Nos quatro primeiros meses do ano, eu já contabilizei nas minhas leituras 16 livros. E o livro que eu reservei para falar nesta coluna para as Mommys foi exatamente o que eu mais gostei de ler neste período. Hibisco Roxo, da escritora nigeriana Chimamanda Ngozi Adichie, foi uma grande surpresa para mim e eu gostaria de compartilhar esse sentimento com vocês. Ela apresenta uma escrita maravilhosa e delicada, apesar de temas densos e tristes, envolvendo religião, relacionamento abusivo e muito fanatismo.
Estamos falando da Nigéria, um país da África ocidental, que tem a maior população cristã desse continente. Um país que teve colonização britânica já no final do século XIX e início do século XX. Sua independência aconteceu apenas em 1960, mergulhada em uma profunda guerra civil. Até o ano de 2011, o poder alternava-se entre ditaduras e civis democraticamente eleitos. A eleição presidenciável de 2011 foi a primeira a ser considerada verdadeiramente democrática e justa.
Esse país é dividido ao meio entre cristãos (sul) e mulçumanos (norte). Uma minoria da população pratica religiões tradicionais e locais, como as religiões Igbo e Iorubá.
É estranhamente injusto que a Nigéria, o sétimo país mais populoso do mundo, conhecido com “O gigante da África” por causa da sua produção econômica e por ser rica em petróleo, seja, ainda, esquecido pelo resto do mundo e pelos noticiários. E o pior disso tudo é que a maioria de sua população continue vivendo sob uma miséria absoluta. E é exatamente nesse contexto que se passa Hibisco Roxo, de Chimamanda.

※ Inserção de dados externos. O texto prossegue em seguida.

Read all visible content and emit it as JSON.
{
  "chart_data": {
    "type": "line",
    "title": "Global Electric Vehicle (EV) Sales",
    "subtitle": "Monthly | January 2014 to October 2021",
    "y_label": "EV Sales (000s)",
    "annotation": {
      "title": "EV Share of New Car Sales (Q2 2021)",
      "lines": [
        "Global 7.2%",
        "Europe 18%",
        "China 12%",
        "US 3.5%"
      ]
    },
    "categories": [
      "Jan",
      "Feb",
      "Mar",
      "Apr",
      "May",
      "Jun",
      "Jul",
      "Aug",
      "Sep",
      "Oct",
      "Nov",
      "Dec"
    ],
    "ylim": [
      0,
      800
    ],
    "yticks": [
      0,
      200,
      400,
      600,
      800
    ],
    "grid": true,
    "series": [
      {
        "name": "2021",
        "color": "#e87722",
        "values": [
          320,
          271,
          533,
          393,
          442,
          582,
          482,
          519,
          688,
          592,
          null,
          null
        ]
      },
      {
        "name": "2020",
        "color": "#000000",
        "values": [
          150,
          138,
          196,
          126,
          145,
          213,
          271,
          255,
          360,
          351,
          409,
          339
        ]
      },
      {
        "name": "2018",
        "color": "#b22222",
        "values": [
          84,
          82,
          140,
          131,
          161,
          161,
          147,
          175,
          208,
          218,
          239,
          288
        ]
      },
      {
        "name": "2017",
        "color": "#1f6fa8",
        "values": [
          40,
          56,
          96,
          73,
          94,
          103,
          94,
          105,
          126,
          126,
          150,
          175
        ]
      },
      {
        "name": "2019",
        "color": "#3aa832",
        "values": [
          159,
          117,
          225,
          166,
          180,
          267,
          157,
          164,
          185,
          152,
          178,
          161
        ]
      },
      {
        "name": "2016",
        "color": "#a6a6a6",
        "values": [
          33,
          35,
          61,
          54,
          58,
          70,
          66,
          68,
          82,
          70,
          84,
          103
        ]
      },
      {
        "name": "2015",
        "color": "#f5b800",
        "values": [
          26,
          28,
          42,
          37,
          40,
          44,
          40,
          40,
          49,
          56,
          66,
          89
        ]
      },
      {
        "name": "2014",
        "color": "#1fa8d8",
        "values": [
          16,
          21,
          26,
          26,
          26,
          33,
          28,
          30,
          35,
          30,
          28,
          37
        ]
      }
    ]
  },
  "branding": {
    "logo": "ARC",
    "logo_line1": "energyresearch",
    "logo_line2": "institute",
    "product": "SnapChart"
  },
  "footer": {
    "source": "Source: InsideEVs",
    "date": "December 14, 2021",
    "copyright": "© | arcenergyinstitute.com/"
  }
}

Essa é a primeira obra da escritora nigeriana, publicada em 2003. Hibisco Roxo é um romance maravilhosamente bem escrito pela autora nigeriana, que traz questionamentos importantes e informações sobre um país africano pouco conhecido por nós.
O livro mostra as consequências do fanatismo religioso empregado em um núcleo familiar e até onde as pessoas podem chegar quando oprimem e exercem violência em nome de Deus. Mostra também a que ponto elas chegam quando são submetidas a relacionamentos abusivos e à opressão.
A história se passa na Nigéria. Sob influência da colonização branca, um patriarca, religioso fanático do catolicismo que rejeita os costumes locais, oprime a própria família (esposa e dois filhos) e imprime nessa relação um padrão extremamente rigoroso de comportamento e obediência, com punições severas em caso de descumprimento e um grande nível de sentimento de culpa. A punição é física e psicológica, sempre em nome de Deus. A narrativa é feita em primeira pessoa por Kambili, a filha mais velha, e ela mostra como o seu pai foi destruindo tudo e todos que estavam bem próximos a ele, em uma mistura de fé, medo e superproteção.
O título faz referência, de forma superdelicada, de como os filhos dessa família desabrocharam, assim como a muda de Hibisco Roxo que foi dada ao caçula Jaja pela sua tia Ifeoma, personagem crucial para esse desabrochar de vida.
Esse livro mostra como essas crianças, protagonistas dessa história foram destituídas de identidade. Jaja e Kambili não tinham vontade própria, desejos, aspirações. Eram robôs conduzidos pelo pai. Assim, como a mãe.
Mas, até quando um ser humano pode suportar tamanha opressão, mesmo amando verdadeiramente aquele opressor? Até conhecer a vida.
Essa é uma história que mostra uma família que se ama. De verdade. Oprimidos e opressor se amam. No entanto, em nome de Deus, a obediência deve vir em primeiro lugar. E os castigos pela desobediência são monstruosos. Aqui, o opressor acredita que essa é a condução correta para a educação dos filhos e, também, para o relacionamento com a sua mulher. E essa é a complexidade dessa história.
Além disso, esse patriarca rico vive de forma abundante, diferente de grande maioria do país, inclusive de sua família, que vive grandes restrições. E ele, no decorrer da narrativa, dá algumas migalhas aos mais pobres. Muitas vezes, as limitações da família é tão acentuada, que seu pai (um personagem desprezado pelo filho por não seguir a mesma religião) não tem nem o que comer.
Esse livro, além de ter sido o melhor que eu li neste ano de 2019, entrou para o rol dos meus favoritos da vida. Leitura fortemente recomenda.